The meaning of the word "zombie" seems to have been bastardised in movies. The godfather of all zombie filmmakers, George A. Romero, is partly to blame for that. Zombies, by definition, don't necessarily try to convert the living to the living dead, as they are wont to do in Romero's "Dead" movies. Using poetic license to create drama is the very essence of art, yet sometimes it feels like the poetic license should be suspended for an indefinite period in Hollywood.

When Danny Boyle's refreshingly original take on the genre came out in 2002, it once again became fashionable to make zombie movies. Heck, even Romero came back from retirement to make Land of the Dead (2005). What made Boyle's 28 Days Later so different from the rest of the flock was its 'look', not the 'content'. Shaun of the Dead (2004) - another 'revolutionary' example of the genre - took things to another level and introduced the term "rom-com-zom" - and other permutations - to our lexicon.
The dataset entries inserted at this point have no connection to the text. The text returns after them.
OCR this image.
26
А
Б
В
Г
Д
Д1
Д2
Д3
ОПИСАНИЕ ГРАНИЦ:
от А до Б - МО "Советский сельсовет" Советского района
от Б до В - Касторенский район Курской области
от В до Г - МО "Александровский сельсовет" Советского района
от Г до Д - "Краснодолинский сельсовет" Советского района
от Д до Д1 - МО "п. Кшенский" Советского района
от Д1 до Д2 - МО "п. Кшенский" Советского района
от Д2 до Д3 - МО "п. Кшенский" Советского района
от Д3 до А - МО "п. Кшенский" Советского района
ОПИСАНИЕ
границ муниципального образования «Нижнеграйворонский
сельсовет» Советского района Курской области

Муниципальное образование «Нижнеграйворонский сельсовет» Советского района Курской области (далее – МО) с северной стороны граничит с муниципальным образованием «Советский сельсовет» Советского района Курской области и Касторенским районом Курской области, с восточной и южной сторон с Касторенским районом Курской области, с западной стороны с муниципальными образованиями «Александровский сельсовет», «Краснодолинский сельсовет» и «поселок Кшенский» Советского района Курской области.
Yet, at the end of the day, quoting Stephen King, it was SSDD (same shit, different day).

Robin Campillo's They Came Back is another breath of fresh air and injects a much-needed boost to the genre. In contemporary France, the dead inexplicably rise from their graves. They are slowly re-integrated into society, but there is still something different about them that makes it hard to connect to the living. These are not bloodthirsty, vampiric, rotting dead people, just your run-of-the-mill citizens - young, old, beautiful, ugly, smart, dumb.

The opening scenes, with hundreds of people walking in an impossibly slow pace along the streets and the crowds staring at them, are simply magnificent. The cinematography is top-notch all the way through, especially the scene at the car park with the mayor and his wife. The dead are shown from all angles and they give an eerie feeling that no make-up can achieve.

However, my excitement soon dissipated. Not because I was looking for some blood, gore, or an adrenaline rush, but because the film started to meander aimlessly. The original premise is to show how the population of a small town confront their grief head on. Instead, it focuses on a handful of soap-opera style relationships that end nowhere. The sense of doom hovers above the film, but it lacks intensity - especially at the end.

It feels and looks very similar to Roy Andersson's magnificent Songs from the Second Floor (2000). But the big difference is Andersson's film knew where it was going. It feels like They Came Back only had the premise and nothing beyond it. This story needs a re-telling, but not a Hollywood one. What it needs is not violence, but a purpose.